Sebastian Alfredo Maronell
Fellow: PhD
Sebastian was born in South Africa and moved with his family to Zambia when he was thirteen. This bifurcated childhood developed an already-keen sense of history, for it introduced him early on to the different ways societies engage and digest the past. It led to a BA in History and Politics at UCT, followed by a BA (Honours) in Economic History at the same institution. In between studying, he also grew to love photography, art and writing, which explains the direction of his academic research. In the meantime, he has taught contemporary art theory at the Michaelis School of Fine Art, co-create a social history photography archive in Zambia, and tried for a number of years – alas, unsuccessfully – to finish reading Marx’s Capital.
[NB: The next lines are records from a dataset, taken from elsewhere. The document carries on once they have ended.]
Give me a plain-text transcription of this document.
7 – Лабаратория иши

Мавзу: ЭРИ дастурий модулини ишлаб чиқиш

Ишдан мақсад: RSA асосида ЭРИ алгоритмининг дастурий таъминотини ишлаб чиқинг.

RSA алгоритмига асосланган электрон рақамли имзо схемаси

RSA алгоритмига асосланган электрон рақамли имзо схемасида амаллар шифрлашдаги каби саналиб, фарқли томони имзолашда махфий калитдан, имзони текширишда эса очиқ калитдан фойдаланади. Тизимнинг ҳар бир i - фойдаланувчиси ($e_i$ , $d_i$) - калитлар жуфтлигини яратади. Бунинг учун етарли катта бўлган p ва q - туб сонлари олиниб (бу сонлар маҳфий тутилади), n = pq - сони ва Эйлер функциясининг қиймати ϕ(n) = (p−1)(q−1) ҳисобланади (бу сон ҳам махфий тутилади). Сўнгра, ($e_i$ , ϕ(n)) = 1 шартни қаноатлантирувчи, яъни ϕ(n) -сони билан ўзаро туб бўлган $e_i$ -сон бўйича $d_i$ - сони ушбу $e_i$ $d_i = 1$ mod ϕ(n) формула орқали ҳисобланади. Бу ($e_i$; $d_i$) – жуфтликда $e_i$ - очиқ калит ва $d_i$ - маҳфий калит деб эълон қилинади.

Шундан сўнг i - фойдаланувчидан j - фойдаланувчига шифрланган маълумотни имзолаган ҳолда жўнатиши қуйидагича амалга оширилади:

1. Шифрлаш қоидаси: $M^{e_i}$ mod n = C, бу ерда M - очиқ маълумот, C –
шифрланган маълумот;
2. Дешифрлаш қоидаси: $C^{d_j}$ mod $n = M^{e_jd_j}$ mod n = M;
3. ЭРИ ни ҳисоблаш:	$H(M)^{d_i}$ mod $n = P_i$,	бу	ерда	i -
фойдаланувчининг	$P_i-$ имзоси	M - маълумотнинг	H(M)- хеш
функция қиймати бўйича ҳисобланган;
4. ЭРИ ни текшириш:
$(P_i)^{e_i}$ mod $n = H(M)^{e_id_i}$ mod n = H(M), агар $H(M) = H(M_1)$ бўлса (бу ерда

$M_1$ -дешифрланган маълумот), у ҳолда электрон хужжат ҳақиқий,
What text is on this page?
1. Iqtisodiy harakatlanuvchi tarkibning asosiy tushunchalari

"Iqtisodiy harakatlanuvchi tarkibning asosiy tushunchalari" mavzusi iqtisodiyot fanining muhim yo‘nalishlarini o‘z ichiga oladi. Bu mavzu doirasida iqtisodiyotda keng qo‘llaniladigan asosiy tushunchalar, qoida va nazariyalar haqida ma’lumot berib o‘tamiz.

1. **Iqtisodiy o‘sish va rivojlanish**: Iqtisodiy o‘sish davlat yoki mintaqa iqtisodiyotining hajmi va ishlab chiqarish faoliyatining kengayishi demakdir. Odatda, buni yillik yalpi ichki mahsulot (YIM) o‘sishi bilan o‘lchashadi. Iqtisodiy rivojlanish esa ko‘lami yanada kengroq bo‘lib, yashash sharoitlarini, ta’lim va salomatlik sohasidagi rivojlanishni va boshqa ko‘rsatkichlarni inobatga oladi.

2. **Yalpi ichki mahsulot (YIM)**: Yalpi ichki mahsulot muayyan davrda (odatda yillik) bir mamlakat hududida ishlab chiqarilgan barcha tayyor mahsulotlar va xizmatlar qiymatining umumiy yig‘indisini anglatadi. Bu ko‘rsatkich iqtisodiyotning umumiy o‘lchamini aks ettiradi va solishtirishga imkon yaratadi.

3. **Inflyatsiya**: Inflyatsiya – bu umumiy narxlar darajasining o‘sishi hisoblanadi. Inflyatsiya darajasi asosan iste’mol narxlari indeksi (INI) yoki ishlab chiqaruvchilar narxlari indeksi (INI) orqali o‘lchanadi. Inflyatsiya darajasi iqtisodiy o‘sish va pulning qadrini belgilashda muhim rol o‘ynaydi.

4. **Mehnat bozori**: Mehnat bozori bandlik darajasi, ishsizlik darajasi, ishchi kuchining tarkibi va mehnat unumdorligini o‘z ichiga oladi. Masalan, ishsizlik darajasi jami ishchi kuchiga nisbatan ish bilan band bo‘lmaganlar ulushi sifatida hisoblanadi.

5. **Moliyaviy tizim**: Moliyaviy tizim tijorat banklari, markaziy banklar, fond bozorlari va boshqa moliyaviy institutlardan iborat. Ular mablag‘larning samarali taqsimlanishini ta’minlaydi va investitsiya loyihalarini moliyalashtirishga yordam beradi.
Sebastian’s provisional title for his PhD thesis is: The grammar of resistance: A history of anti-apartheid photographs in the UWC Robben Island Musuem-Mayibuye Archives. His doctoral research hopes to engage similar themes in the South African context, specifically within the UWC Robben Island Musuem-Mayibuye Archives, the preeminent centre for historicising the anti-apartheid struggle. By being attentive to the visual forms of subjugation and resistance within this archive, he wishes to develop an ocular grammar of the anti-apartheid struggle, with particular attention to how it developed new subjectivities among the public. Further, like his MA dissertation, he wishes to ground the performance of power – and resistance to it – in material histories of the production, circulation and reception of photographs. This will all be contextualised within the logic of the Mayibuye archives, being particularly attentive to how one can ‘reactivate’ its archival holdings through new interpretive strategies.